The current iteration of the CDN service does not provide a simple way to manually clear the CDN cache. By default, each asset accessed through a VPN endpoint will be cached with a TTL of 7 days when it is first accessed. The TTL can customized by setting the expires or cache-control headers of the source SOS object.

At 90% of the TTL, the object will be re-downloaded and the CDN cache will be updated with the new version if the object has been modified.

If you need more control over your CDN cache, you have two possible strategies you can use:

  • Use versioning in your file naming scheme
  • Use a short TTL

Versioning Naming Scheme

If you use a version naming scheme, you can serve different versions of your content while ensuring you can show your user new content before the cache expires.

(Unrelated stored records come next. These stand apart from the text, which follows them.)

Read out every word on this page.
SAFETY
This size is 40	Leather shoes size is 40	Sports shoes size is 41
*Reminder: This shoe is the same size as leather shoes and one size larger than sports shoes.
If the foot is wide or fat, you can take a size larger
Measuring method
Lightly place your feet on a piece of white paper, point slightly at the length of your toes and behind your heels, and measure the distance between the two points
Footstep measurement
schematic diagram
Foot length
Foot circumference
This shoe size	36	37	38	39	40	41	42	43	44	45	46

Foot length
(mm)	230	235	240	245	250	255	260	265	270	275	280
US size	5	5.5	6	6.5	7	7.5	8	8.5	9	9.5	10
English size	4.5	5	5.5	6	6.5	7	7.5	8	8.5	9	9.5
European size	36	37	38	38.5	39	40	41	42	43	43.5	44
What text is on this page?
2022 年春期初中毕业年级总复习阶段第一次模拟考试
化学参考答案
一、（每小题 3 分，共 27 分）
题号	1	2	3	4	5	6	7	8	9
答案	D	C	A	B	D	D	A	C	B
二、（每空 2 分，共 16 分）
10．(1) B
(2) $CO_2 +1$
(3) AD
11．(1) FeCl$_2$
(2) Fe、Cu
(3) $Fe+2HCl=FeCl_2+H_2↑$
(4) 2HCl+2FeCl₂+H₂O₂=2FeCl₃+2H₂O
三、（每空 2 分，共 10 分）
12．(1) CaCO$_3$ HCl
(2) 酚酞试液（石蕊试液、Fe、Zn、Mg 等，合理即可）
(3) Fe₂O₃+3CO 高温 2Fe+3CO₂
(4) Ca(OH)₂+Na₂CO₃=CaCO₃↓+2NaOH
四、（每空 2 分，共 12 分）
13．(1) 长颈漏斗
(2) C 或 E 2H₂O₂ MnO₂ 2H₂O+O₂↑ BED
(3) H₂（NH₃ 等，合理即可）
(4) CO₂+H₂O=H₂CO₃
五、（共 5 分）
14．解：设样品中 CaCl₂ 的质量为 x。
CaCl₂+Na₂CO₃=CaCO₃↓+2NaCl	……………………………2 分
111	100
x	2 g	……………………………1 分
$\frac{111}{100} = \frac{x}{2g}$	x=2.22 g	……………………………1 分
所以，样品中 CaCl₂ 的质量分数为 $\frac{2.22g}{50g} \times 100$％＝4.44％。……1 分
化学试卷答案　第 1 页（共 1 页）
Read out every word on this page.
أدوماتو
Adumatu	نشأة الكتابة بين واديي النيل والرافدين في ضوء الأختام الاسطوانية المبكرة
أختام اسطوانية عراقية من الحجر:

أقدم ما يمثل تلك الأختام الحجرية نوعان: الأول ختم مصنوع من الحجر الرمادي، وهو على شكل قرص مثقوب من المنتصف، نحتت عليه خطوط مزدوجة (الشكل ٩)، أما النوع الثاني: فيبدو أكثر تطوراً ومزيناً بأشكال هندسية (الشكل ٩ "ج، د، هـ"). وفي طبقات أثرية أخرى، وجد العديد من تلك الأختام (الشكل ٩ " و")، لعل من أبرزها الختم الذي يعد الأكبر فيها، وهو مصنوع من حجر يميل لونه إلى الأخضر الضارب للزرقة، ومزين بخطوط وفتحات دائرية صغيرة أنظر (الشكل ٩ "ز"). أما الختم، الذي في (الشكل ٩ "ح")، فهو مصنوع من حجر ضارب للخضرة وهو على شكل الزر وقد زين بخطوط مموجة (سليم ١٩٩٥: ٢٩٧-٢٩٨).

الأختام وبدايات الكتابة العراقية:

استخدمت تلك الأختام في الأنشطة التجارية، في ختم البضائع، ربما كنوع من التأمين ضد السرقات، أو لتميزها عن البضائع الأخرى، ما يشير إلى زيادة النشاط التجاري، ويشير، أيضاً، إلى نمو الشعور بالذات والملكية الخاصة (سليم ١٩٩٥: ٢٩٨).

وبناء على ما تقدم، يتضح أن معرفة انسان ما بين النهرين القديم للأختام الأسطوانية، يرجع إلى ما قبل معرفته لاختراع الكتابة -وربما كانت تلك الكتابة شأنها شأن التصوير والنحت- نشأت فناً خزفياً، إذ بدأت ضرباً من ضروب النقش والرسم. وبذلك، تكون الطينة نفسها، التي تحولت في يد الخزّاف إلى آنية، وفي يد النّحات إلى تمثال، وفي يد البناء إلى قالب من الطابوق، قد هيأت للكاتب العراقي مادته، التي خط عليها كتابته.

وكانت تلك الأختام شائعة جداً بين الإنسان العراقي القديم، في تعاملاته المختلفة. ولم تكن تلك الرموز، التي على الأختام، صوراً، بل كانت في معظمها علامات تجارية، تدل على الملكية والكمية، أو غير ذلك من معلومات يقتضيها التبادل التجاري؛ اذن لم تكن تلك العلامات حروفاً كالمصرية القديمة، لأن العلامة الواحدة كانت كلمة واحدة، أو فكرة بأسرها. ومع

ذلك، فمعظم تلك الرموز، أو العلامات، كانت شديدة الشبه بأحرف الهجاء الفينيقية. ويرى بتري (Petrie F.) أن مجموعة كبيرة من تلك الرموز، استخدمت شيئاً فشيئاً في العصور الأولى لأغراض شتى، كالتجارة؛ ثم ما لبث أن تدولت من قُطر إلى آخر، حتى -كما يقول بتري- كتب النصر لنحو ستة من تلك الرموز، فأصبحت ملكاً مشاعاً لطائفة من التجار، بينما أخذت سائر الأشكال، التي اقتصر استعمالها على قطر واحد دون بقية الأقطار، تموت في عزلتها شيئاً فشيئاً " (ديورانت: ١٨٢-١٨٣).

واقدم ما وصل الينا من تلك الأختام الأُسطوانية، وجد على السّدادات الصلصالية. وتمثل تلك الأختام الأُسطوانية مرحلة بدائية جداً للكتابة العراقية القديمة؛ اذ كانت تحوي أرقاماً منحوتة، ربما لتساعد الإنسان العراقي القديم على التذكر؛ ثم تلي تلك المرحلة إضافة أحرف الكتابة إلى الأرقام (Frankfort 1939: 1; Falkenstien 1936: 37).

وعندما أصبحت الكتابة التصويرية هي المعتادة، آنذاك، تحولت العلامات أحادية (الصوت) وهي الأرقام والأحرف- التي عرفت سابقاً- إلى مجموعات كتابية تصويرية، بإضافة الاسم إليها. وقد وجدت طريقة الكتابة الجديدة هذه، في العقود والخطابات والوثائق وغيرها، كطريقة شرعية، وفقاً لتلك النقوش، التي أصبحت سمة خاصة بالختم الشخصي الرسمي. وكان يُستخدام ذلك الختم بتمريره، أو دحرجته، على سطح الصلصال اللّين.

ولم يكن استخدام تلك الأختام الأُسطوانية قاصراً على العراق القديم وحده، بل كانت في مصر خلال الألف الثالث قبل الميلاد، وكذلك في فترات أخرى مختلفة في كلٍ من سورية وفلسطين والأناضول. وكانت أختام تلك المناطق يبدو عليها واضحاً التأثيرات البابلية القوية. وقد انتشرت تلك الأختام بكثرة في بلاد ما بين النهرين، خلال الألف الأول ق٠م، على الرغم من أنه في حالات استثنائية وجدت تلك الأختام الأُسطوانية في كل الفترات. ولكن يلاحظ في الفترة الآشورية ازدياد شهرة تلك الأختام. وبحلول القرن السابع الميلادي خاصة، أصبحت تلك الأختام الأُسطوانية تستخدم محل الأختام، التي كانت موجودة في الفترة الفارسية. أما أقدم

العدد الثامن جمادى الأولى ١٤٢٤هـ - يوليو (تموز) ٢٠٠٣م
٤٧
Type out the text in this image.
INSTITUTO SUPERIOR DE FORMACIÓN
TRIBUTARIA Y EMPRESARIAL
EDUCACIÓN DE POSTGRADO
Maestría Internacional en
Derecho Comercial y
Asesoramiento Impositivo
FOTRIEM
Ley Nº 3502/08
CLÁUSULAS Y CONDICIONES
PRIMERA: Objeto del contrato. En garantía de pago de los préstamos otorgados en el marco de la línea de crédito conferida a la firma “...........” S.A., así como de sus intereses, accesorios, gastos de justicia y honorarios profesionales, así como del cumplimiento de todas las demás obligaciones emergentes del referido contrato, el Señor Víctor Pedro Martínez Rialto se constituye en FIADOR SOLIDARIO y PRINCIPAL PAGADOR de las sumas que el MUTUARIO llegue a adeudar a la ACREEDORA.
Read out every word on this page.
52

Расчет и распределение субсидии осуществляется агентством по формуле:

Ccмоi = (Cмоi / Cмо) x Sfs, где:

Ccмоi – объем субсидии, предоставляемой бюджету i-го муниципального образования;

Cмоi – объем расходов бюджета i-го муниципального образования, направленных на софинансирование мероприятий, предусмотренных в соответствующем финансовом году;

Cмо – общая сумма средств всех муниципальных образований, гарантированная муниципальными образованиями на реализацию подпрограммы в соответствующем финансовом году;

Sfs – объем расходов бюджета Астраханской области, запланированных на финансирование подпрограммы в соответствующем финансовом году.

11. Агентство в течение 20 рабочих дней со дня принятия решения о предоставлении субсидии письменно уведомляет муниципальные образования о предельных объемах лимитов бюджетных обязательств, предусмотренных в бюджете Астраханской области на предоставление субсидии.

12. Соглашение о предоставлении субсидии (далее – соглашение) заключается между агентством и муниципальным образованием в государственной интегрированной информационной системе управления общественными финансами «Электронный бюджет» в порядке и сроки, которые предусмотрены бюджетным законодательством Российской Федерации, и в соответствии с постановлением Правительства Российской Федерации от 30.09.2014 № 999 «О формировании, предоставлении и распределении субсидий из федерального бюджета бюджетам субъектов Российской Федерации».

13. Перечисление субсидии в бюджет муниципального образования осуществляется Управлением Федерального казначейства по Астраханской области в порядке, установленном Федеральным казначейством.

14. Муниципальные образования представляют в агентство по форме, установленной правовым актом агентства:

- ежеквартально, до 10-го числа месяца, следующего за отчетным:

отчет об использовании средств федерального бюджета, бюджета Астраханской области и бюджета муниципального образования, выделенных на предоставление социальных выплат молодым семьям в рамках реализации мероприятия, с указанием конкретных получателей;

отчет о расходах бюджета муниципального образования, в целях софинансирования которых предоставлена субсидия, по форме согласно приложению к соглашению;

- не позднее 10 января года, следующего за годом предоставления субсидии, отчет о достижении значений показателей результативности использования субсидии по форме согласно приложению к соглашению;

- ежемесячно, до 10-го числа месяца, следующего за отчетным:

There are 3 different strategies that you can use for a version naming scheme:

  • Use a query string: myfile.txt?v=101
  • Add the version in the filename: myfile.v101.txt
  • Use a folder naming tree: /v101/myfile.txt

Controlling the Cache TTL through Headers

You can set expires or cache-control on individual objects to indicate to the CDN provider that you want to use a different TTL other than the 7-day default.

Cache-Control can for example be used to set a 72-hour TTL:

    Cache-Control: public, max-age=259200

Or you can use Expires to set the set date at which the content should be considered stale.